The communist china essay

During the Sino-Japanese war of 1937, the Kuomintang immediately

suffered major military defeats and lost control of eastern China. It

was only saved from total hopelessness or defeat by Japan’s suicidal

decision to attack the United States and invasion of Southeastern

Asia. But military rescue from Japan brought no significant

improvement in the Kuomintang’s domestic performance in the political

and economic fields, which if anything to get worse. Clearly the

pre-Communist history of Modern China has been essentially one of

weakness, humiliation, and failure. This is the atmosphere in which

the CPC developed its leadership and growth in. The result has been a

strong determination on the part of that leadership to eliminate

foreign influence within China, to modernize their country, and to

eliminate Western influence from eastern Asia, which included the

Soviet Union. China was changing and even developing, but its

overwhelming marks were still poverty and weakness. During their rise

to power the Chinese Communists, like most politically conscious

Chinese, were aware of these conditions and anxious to eliminate them.

Mao Tse-tung envisioned a mixed economy under Communist control, such

as had existed in the Soviet Union during the period of the New

Economic Policy. The stress was more upon social justice, and public

ownership of the “commanding heights” of the economy than upon

development. In 1945, Mao was talking more candidly about development,

still within the framework of a mixed economy under Communist control,

and stressing the need for more heavy industry; I believe because he

had been impressed by the role of heavy industry in determine the

outcome of World War II. In his selected works he said “that the

necessary capital would come mainly from the accumulated wealth of the

Chinese people” but latter added “that China would appreciate foreign

aid and even private foreign investment, under non exploitative

After Chiang Kai-shek broke away from the CPC they found

themselves in a condition that they were not accustom to, they had no

armed forces or territorial bases of its own. It had no program of

strategy other than the one that Stalin had compromised, who from the

Sixth World Congress of the Comintern in 1928 to the Seventh in 1935

insisted, largely because the disaster he had suffered in China that

Communist Parties everywhere must promote world revolution in a time

of depression. The CPC was ridden with factionalism; the successful

effort to replace this situation with one of relative “bolshevization”

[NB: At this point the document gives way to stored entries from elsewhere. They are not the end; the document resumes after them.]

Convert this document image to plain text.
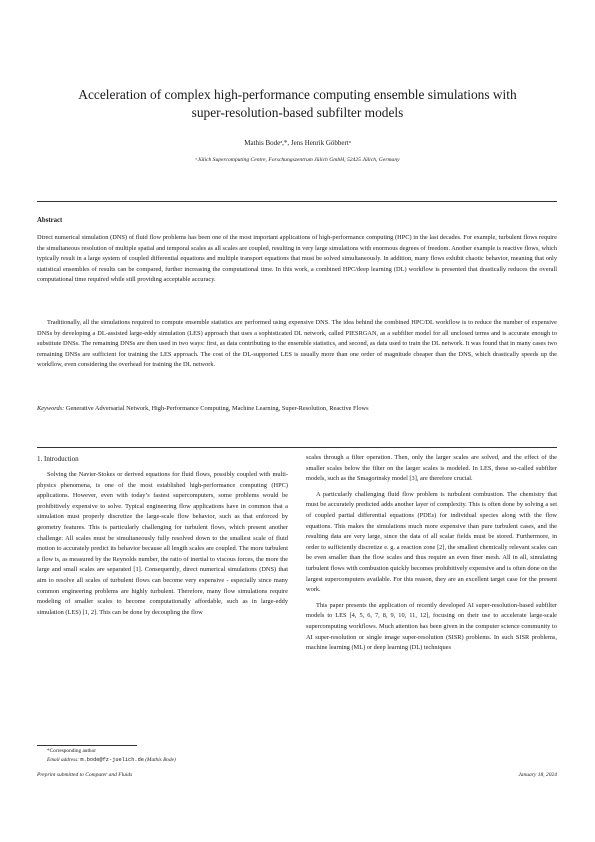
Acceleration of complex high-performance computing ensemble simulations with
super-resolution-based subfilter models
Mathis Bodeᵃ,*, Jens Henrik Göbbertᵃ
ᵃJülich Supercomputing Centre, Forschungszentrum Jülich GmbH, 52425 Jülich, Germany
Abstract

Direct numerical simulation (DNS) of fluid flow problems has been one of the most important applications of high-performance computing (HPC) in the last decades. For example, turbulent flows require the simultaneous resolution of multiple spatial and temporal scales as all scales are coupled, resulting in very large simulations with enormous degrees of freedom. Another example is reactive flows, which typically result in a large system of coupled differential equations and multiple transport equations that must be solved simultaneously. In addition, many flows exhibit chaotic behavior, meaning that only statistical ensembles of results can be compared, further increasing the computational time. In this work, a combined HPC/deep learning (DL) workflow is presented that drastically reduces the overall computational time required while still providing acceptable accuracy.

Traditionally, all the simulations required to compute ensemble statistics are performed using expensive DNS. The idea behind the combined HPC/DL workflow is to reduce the number of expensive DNSs by developing a DL-assisted large-eddy simulation (LES) approach that uses a sophisticated DL network, called PIESRGAN, as a subfilter model for all unclosed terms and is accurate enough to substitute DNSs. The remaining DNSs are then used in two ways: first, as data contributing to the ensemble statistics, and second, as data used to train the DL network. It was found that in many cases two remaining DNSs are sufficient for training the LES approach. The cost of the DL-supported LES is usually more than one order of magnitude cheaper than the DNS, which drastically speeds up the workflow, even considering the overhead for training the DL network.

Keywords: Generative Adversarial Network, High-Performance Computing, Machine Learning, Super-Resolution, Reactive Flows

1. Introduction

Solving the Navier-Stokes or derived equations for fluid flows, possibly coupled with multi-physics phenomena, is one of the most established high-performance computing (HPC) applications. However, even with today’s fastest supercomputers, some problems would be prohibitively expensive to solve. Typical engineering flow applications have in common that a simulation must properly discretize the large-scale flow behavior, such as that enforced by geometry features. This is particularly challenging for turbulent flows, which present another challenge: All scales must be simultaneously fully resolved down to the smallest scale of fluid motion to accurately predict its behavior because all length scales are coupled. The more turbulent a flow is, as measured by the Reynolds number, the ratio of inertial to viscous forces, the more the large and small scales are separated [1]. Consequently, direct numerical simulations (DNS) that aim to resolve all scales of turbulent flows can become very expensive - especially since many common engineering problems are highly turbulent. Therefore, many flow simulations require modeling of smaller scales to become computationally affordable, such as in large-eddy simulation (LES) [1, 2]. This can be done by decoupling the flow

scales through a filter operation. Then, only the larger scales are solved, and the effect of the smaller scales below the filter on the larger scales is modeled. In LES, these so-called subfilter models, such as the Smagorinsky model [3], are therefore crucial.

A particularly challenging fluid flow problem is turbulent combustion. The chemistry that must be accurately predicted adds another layer of complexity. This is often done by solving a set of coupled partial differential equations (PDEs) for individual species along with the flow equations. This makes the simulations much more expensive than pure turbulent cases, and the resulting data are very large, since the data of all scalar fields must be stored. Furthermore, in order to sufficiently discretize e. g. a reaction zone [2], the smallest chemically relevant scales can be even smaller than the flow scales and thus require an even finer mesh. All in all, simulating turbulent flows with combustion quickly becomes prohibitively expensive and is often done on the largest supercomputers available. For this reason, they are an excellent target case for the present work.

This paper presents the application of recently developed AI super-resolution-based subfilter models to LES [4, 5, 6, 7, 8, 9, 10, 11, 12], focusing on their use to accelerate large-scale supercomputing workflows. Much attention has been given in the computer science community to AI super-resolution or single image super-resolution (SISR) problems. In such SISR problems, machine learning (ML) or deep learning (DL) techniques

*Corresponding author
Email address: m.bode@fz-juelich.de (Mathis Bode)
Preprint submitted to Computer and Fluids	January 18, 2024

or in layman’s term this means imposed unity, which was ultimately

made by Mao Tse-tung, and not by Stalin. Parallel with the

Comintern-dominated central apparatus of the CPC in Shanghai,

there arose a half dozen Communist-led base areas, each with a

guerrilla army, in Central and South China. These bases existed mainly

by virtue of the efforts of the local Communist leadership to satisfy

the serious economic and social grievances of the local civilians,

often violently, through such means as redistribution of land at the

expense of landlords and the reduction of interest rates at the

expense of moneylenders. Of these base areas, or soviets, the most

important was the one led by Mao Tse-tung and centered in the

southeastern city of Kiangsi. Correspondingly, in return for such

service Mao was elected chairman of a Central Soviet Government, who

supposedly controlled all the Communist base areas in 1931.

Before I tell about Mao Tse-tung, I will tell you about Maoism.

By Maoism or “the thought of Mao Tse-tung” as the CPC would put it is

the entire evolving complex of patterns of official thought and

behavior that CPC has developed while under Mao’s leadership. It was

very difficult to unscramble Mao’s individual contribution while not

confusing it with other thinkers of this time period as many have done

and are still doing to this date. It is also difficult to separate the

pre-1949 and the post-1949 aspects and the domestic from the

international aspects. The first basic and most important

characteristic that I believe is a deep and sincere nationalism that

has been merged with the strictly Communist elements. Then closely

resembling nationalism was his populism approach so full of strain

that the CPC saw itself not merely as the Vanguard of the common

people, plus as the progressive side of the middle class, but as

representative of the people. This was important as it played the

opposite position of the “three big mountains” (imperialism,

feudalism, and bureaucratic capitalism) and still yet accept the

passively the leadership CPC. Maoism still possessed two other points

that are significant in understanding this ideology, it recognizes the

decisive importance in history of conscious, voluntary activity and of

subjective forces in more detail than the sometimes compared Leninism

which was opposed to deterministic, objective forces. The last point

it brings out is that Maoism stresses contradictions and struggle, or

what might be called the power of negative thinking, to the point

where it invents enemies of all types and comments on their size and

calls them “paper tiger” as he did in a speech in 1950.